My roguelike experience is admittedly rather slap-dash, but from what I've gleaned from some play here and there, you're not likely to run into any all-or-nothing choices. A standard trope of the genre is that you don't know what anything does until you test it. That swirling green potion could be a full heal, or it could be poison. Drinking it and finding out it's poison is usually pretty inconvenient, but it usually doesn't insta-kill you. If it is going to insta-kill you, then there is going to be some other option: a merchant who identifies things for you at a price, or you can try throwing the bottle at enemies to see what happens, or you can feed it to your dog first (sorry rover!) or whatever. But never do you get a choice of 'do this and die, or don't do it and you have no other game mechanic to ever find out what it does'. That's not fun gameplay, that's just flipping a coin and deleting your game if it comes up heads.
Given how old-school roguelikes have such staying power, it's easy to conflate their effects with modern ones.
Nethack, for example, has dozens of ways to simply execute you if you don't know
precisely what to do. A good example of that is "stoning." (
http://nethack.wikia.com/wiki/Stoning) Dealing with stoning is a guaranteed death unless you have special knowledge that the game only reluctantly gives up.

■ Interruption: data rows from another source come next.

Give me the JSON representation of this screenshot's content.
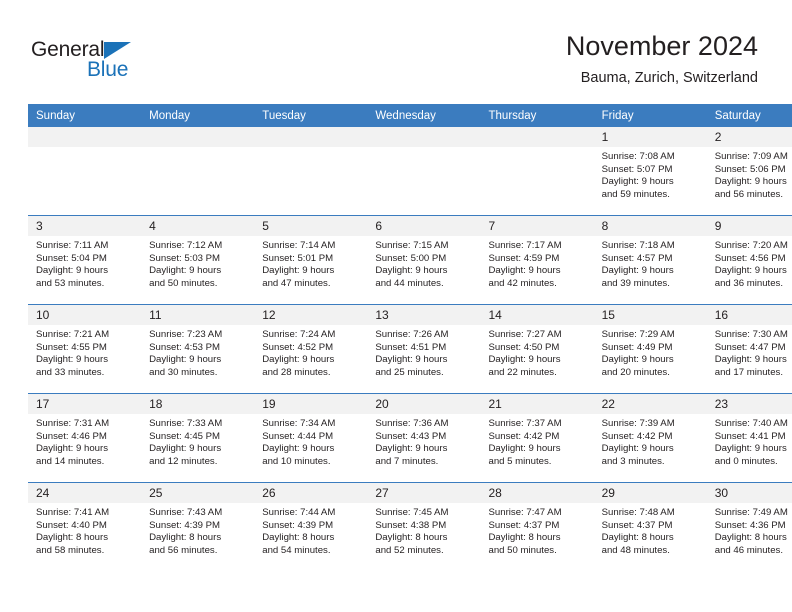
{
  "brand": {
    "name_part1": "General",
    "name_part2": "Blue",
    "accent_color": "#1b72b8"
  },
  "header": {
    "title": "November 2024",
    "subtitle": "Bauma, Zurich, Switzerland"
  },
  "theme": {
    "header_blue": "#3b7cbf",
    "daynum_bg": "#f2f2f2",
    "text": "#231f20"
  },
  "weekday_headers": [
    "Sunday",
    "Monday",
    "Tuesday",
    "Wednesday",
    "Thursday",
    "Friday",
    "Saturday"
  ],
  "weeks": [
    [
      {
        "day": "",
        "empty": true
      },
      {
        "day": "",
        "empty": true
      },
      {
        "day": "",
        "empty": true
      },
      {
        "day": "",
        "empty": true
      },
      {
        "day": "",
        "empty": true
      },
      {
        "day": "1",
        "sunrise": "Sunrise: 7:08 AM",
        "sunset": "Sunset: 5:07 PM",
        "daylight_line1": "Daylight: 9 hours",
        "daylight_line2": "and 59 minutes."
      },
      {
        "day": "2",
        "sunrise": "Sunrise: 7:09 AM",
        "sunset": "Sunset: 5:06 PM",
        "daylight_line1": "Daylight: 9 hours",
        "daylight_line2": "and 56 minutes."
      }
    ],
    [
      {
        "day": "3",
        "sunrise": "Sunrise: 7:11 AM",
        "sunset": "Sunset: 5:04 PM",
        "daylight_line1": "Daylight: 9 hours",
        "daylight_line2": "and 53 minutes."
      },
      {
        "day": "4",
        "sunrise": "Sunrise: 7:12 AM",
        "sunset": "Sunset: 5:03 PM",
        "daylight_line1": "Daylight: 9 hours",
        "daylight_line2": "and 50 minutes."
      },
      {
        "day": "5",
        "sunrise": "Sunrise: 7:14 AM",
        "sunset": "Sunset: 5:01 PM",
        "daylight_line1": "Daylight: 9 hours",
        "daylight_line2": "and 47 minutes."
      },
      {
        "day": "6",
        "sunrise": "Sunrise: 7:15 AM",
        "sunset": "Sunset: 5:00 PM",
        "daylight_line1": "Daylight: 9 hours",
        "daylight_line2": "and 44 minutes."
      },
      {
        "day": "7",
        "sunrise": "Sunrise: 7:17 AM",
        "sunset": "Sunset: 4:59 PM",
        "daylight_line1": "Daylight: 9 hours",
        "daylight_line2": "and 42 minutes."
      },
      {
        "day": "8",
        "sunrise": "Sunrise: 7:18 AM",
        "sunset": "Sunset: 4:57 PM",
        "daylight_line1": "Daylight: 9 hours",
        "daylight_line2": "and 39 minutes."
      },
      {
        "day": "9",
        "sunrise": "Sunrise: 7:20 AM",
        "sunset": "Sunset: 4:56 PM",
        "daylight_line1": "Daylight: 9 hours",
        "daylight_line2": "and 36 minutes."
      }
    ],
    [
      {
        "day": "10",
        "sunrise": "Sunrise: 7:21 AM",
        "sunset": "Sunset: 4:55 PM",
        "daylight_line1": "Daylight: 9 hours",
        "daylight_line2": "and 33 minutes."
      },
      {
        "day": "11",
        "sunrise": "Sunrise: 7:23 AM",
        "sunset": "Sunset: 4:53 PM",
        "daylight_line1": "Daylight: 9 hours",
        "daylight_line2": "and 30 minutes."
      },
      {
        "day": "12",
        "sunrise": "Sunrise: 7:24 AM",
        "sunset": "Sunset: 4:52 PM",
        "daylight_line1": "Daylight: 9 hours",
        "daylight_line2": "and 28 minutes."
      },
      {
        "day": "13",
        "sunrise": "Sunrise: 7:26 AM",
        "sunset": "Sunset: 4:51 PM",
        "daylight_line1": "Daylight: 9 hours",
        "daylight_line2": "and 25 minutes."
      },
      {
        "day": "14",
        "sunrise": "Sunrise: 7:27 AM",
        "sunset": "Sunset: 4:50 PM",
        "daylight_line1": "Daylight: 9 hours",
        "daylight_line2": "and 22 minutes."
      },
      {
        "day": "15",
        "sunrise": "Sunrise: 7:29 AM",
        "sunset": "Sunset: 4:49 PM",
        "daylight_line1": "Daylight: 9 hours",
        "daylight_line2": "and 20 minutes."
      },
      {
        "day": "16",
        "sunrise": "Sunrise: 7:30 AM",
        "sunset": "Sunset: 4:47 PM",
        "daylight_line1": "Daylight: 9 hours",
        "daylight_line2": "and 17 minutes."
      }
    ],
    [
      {
        "day": "17",
        "sunrise": "Sunrise: 7:31 AM",
        "sunset": "Sunset: 4:46 PM",
        "daylight_line1": "Daylight: 9 hours",
        "daylight_line2": "and 14 minutes."
      },
      {
        "day": "18",
        "sunrise": "Sunrise: 7:33 AM",
        "sunset": "Sunset: 4:45 PM",
        "daylight_line1": "Daylight: 9 hours",
        "daylight_line2": "and 12 minutes."
      },
      {
        "day": "19",
        "sunrise": "Sunrise: 7:34 AM",
        "sunset": "Sunset: 4:44 PM",
        "daylight_line1": "Daylight: 9 hours",
        "daylight_line2": "and 10 minutes."
      },
      {
        "day": "20",
        "sunrise": "Sunrise: 7:36 AM",
        "sunset": "Sunset: 4:43 PM",
        "daylight_line1": "Daylight: 9 hours",
        "daylight_line2": "and 7 minutes."
      },
      {
        "day": "21",
        "sunrise": "Sunrise: 7:37 AM",
        "sunset": "Sunset: 4:42 PM",
        "daylight_line1": "Daylight: 9 hours",
        "daylight_line2": "and 5 minutes."
      },
      {
        "day": "22",
        "sunrise": "Sunrise: 7:39 AM",
        "sunset": "Sunset: 4:42 PM",
        "daylight_line1": "Daylight: 9 hours",
        "daylight_line2": "and 3 minutes."
      },
      {
        "day": "23",
        "sunrise": "Sunrise: 7:40 AM",
        "sunset": "Sunset: 4:41 PM",
        "daylight_line1": "Daylight: 9 hours",
        "daylight_line2": "and 0 minutes."
      }
    ],
    [
      {
        "day": "24",
        "sunrise": "Sunrise: 7:41 AM",
        "sunset": "Sunset: 4:40 PM",
        "daylight_line1": "Daylight: 8 hours",
        "daylight_line2": "and 58 minutes."
      },
      {
        "day": "25",
        "sunrise": "Sunrise: 7:43 AM",
        "sunset": "Sunset: 4:39 PM",
        "daylight_line1": "Daylight: 8 hours",
        "daylight_line2": "and 56 minutes."
      },
      {
        "day": "26",
        "sunrise": "Sunrise: 7:44 AM",
        "sunset": "Sunset: 4:39 PM",
        "daylight_line1": "Daylight: 8 hours",
        "daylight_line2": "and 54 minutes."
      },
      {
        "day": "27",
        "sunrise": "Sunrise: 7:45 AM",
        "sunset": "Sunset: 4:38 PM",
        "daylight_line1": "Daylight: 8 hours",
        "daylight_line2": "and 52 minutes."
      },
      {
        "day": "28",
        "sunrise": "Sunrise: 7:47 AM",
        "sunset": "Sunset: 4:37 PM",
        "daylight_line1": "Daylight: 8 hours",
        "daylight_line2": "and 50 minutes."
      },
      {
        "day": "29",
        "sunrise": "Sunrise: 7:48 AM",
        "sunset": "Sunset: 4:37 PM",
        "daylight_line1": "Daylight: 8 hours",
        "daylight_line2": "and 48 minutes."
      },
      {
        "day": "30",
        "sunrise": "Sunrise: 7:49 AM",
        "sunset": "Sunset: 4:36 PM",
        "daylight_line1": "Daylight: 8 hours",
        "daylight_line2": "and 46 minutes."
      }
    ]
  ]
}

Modern roguelikes, if they want any sort of mindshare, don't do this. I'm not saying that the hilarious and nigh-on unpredictable collision of unfortunate events doesn't happen, because boy howdy, this is also a major requirement for a good roguelike. It's just that, when it does so happen that you guzzle a Potion of Horrible Things, and you meet your end shortly thereafter, you can just about always blame yourself for it, because you have been given enough information to know better, or, as you slap yourself on the forehead, you realize exactly what inventory in your possession would have let you avoid it.
edit: for the record, I would be for an Iron Rogue setting.